A diferença está no facto de um sistema aberto poder oferecer, além disso, maior capacidade de inovação e personalização. Os anunciantes poderiam incorporar novas tecnologias à medida que estas surgem no mercado, sem depender exclusivamente do calendário de desenvolvimento de um único fornecedor. A abertura, por isso, não deveria ser medida pelo número de logótipos que aparecem numa apresentação de uma agência, mas pela facilidade com que um anunciante consegue substituir ou adicionar uma ferramenta sem alterar o resto da sua infraestrutura.
A inteligência artificial como catalisador
A chegada da inteligência artificial reforça, segundo esta perspetiva, a necessidade de desenvolver sistemas abertos assentes numa infraestrutura sólida de orquestração. Uma visão tradicional defende que a IA funciona melhor em ecossistemas fechados, onde uma única tecnologia controla os dados, o modelo e a infraestrutura. No entanto, a alternativa passa por considerar que a IA pode facilitar precisamente a coordenação de múltiplas ferramentas e reduzir o custo de gestão de um ecossistema aberto.
Tarefas que anteriormente poderiam exigir semanas de planeamento e meses de trabalho de engenharia poderiam ser parcialmente automatizadas através de IA dentro dessa camada de orquestração. Isto permitiria desenvolver configurações mais personalizadas para cada anunciante sem assumir os mesmos custos que um processo manual implicaria.
O benefício seria particularmente relevante para empresas com necessidades tecnológicas muito diferentes. Uma marca de eletrodomésticos pode precisar de coordenar dados de media, criatividade e inventário em tempo real, enquanto uma empresa de telecomunicações pode necessitar de adaptar conteúdos de acordo com o sentimento regional. Uma empresa de entretenimento, por sua vez, pode precisar de alterar promoções em vários mercados várias vezes por semana.
Três necessidades distintas exigem infraestruturas diferentes. Um ecossistema aberto deverá permitir que cada anunciante incorpore a tecnologia mais adequada em cada momento, sem ficar condicionado pelo roadmap de um único fornecedor.

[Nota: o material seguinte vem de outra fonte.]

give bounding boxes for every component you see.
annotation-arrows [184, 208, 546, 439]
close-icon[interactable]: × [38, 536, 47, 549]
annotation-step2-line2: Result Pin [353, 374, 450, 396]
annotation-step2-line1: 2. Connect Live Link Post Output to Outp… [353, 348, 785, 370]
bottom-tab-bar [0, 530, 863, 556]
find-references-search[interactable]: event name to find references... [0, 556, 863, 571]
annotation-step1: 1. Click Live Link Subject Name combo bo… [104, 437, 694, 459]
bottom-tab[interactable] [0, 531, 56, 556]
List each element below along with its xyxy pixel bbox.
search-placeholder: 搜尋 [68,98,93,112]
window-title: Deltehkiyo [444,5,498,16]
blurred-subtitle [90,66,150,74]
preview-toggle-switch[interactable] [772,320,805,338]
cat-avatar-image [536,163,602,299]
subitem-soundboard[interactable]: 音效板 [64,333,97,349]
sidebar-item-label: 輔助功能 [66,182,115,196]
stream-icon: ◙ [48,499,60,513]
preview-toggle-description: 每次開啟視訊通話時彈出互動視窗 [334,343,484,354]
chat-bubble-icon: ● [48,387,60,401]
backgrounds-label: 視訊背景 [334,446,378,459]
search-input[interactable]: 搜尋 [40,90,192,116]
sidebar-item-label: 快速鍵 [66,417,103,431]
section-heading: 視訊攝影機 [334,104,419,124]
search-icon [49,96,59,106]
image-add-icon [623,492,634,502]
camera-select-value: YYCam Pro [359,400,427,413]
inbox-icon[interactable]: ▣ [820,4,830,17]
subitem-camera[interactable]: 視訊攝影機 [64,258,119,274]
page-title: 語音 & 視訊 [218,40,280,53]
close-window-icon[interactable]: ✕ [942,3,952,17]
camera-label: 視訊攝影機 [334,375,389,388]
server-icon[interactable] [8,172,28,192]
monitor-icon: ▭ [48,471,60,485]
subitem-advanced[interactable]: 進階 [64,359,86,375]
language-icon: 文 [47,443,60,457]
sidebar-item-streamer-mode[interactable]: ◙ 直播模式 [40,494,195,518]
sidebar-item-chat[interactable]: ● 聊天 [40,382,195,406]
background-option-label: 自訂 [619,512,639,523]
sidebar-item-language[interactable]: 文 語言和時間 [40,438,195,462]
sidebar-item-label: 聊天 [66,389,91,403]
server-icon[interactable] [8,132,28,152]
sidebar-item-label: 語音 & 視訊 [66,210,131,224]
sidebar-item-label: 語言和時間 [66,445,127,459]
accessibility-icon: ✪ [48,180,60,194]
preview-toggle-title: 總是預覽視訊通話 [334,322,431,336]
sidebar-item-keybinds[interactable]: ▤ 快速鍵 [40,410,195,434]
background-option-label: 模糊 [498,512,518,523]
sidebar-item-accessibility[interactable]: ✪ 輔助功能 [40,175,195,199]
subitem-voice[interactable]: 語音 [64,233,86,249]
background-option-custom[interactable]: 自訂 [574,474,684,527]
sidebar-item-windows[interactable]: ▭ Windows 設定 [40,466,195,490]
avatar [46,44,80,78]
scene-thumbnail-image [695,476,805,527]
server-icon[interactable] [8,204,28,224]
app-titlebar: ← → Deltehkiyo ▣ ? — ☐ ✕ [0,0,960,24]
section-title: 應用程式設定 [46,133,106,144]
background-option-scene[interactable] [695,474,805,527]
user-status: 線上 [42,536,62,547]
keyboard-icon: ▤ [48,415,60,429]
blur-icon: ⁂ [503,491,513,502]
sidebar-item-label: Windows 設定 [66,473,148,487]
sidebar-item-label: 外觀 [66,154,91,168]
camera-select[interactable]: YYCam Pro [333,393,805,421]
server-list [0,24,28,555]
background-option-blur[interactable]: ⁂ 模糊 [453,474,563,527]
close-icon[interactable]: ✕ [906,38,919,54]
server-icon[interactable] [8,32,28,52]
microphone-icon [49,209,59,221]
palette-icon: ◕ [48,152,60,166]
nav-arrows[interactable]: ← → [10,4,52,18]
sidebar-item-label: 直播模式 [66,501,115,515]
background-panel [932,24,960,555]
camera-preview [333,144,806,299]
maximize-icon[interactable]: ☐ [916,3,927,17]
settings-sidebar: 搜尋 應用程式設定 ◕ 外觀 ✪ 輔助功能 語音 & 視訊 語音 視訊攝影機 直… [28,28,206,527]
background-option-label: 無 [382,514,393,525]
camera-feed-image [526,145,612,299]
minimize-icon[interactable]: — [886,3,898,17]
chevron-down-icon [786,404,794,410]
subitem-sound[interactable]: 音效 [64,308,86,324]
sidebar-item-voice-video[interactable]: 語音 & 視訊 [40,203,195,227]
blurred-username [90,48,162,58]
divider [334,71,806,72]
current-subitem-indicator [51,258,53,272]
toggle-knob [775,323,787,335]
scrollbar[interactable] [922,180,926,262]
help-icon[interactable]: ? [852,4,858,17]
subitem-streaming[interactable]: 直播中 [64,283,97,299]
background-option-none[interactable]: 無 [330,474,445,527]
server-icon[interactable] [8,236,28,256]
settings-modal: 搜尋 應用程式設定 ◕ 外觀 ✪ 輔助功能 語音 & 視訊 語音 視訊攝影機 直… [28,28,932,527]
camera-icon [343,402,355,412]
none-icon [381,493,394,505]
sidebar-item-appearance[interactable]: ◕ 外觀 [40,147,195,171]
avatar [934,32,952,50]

A verdadeira medida da abertura
O debate, por isso, não deverá centrar-se apenas em saber se um ecossistema é aberto ou fechado. A questão fundamental é que capacidade oferece essa abertura na prática. Um sistema verdadeiramente aberto deverá permitir incorporar um novo parceiro tecnológico em questão de dias, sem quebrar os processos, dados e ligações existentes.
Se cada nova ferramenta exigir meses de trabalho e uma reconstrução da infraestrutura, a abertura perde grande parte do seu valor. A abertura, por si só, não constitui uma vantagem competitiva. Para funcionar, precisa de uma base tecnológica capaz de coordenar os diferentes componentes do ecossistema.
O investimento inicial nessa camada de orquestração pode aumentar os custos e a complexidade do projeto, mas permite posteriormente reduzir a fricção associada à incorporação de novas tecnologias. Num mercado publicitário cada vez mais condicionado pela inteligência artificial e pelo aparecimento rápido de novas ferramentas, essa capacidade de adaptação pode tornar-se um dos principais ativos tecnológicos dos anunciantes.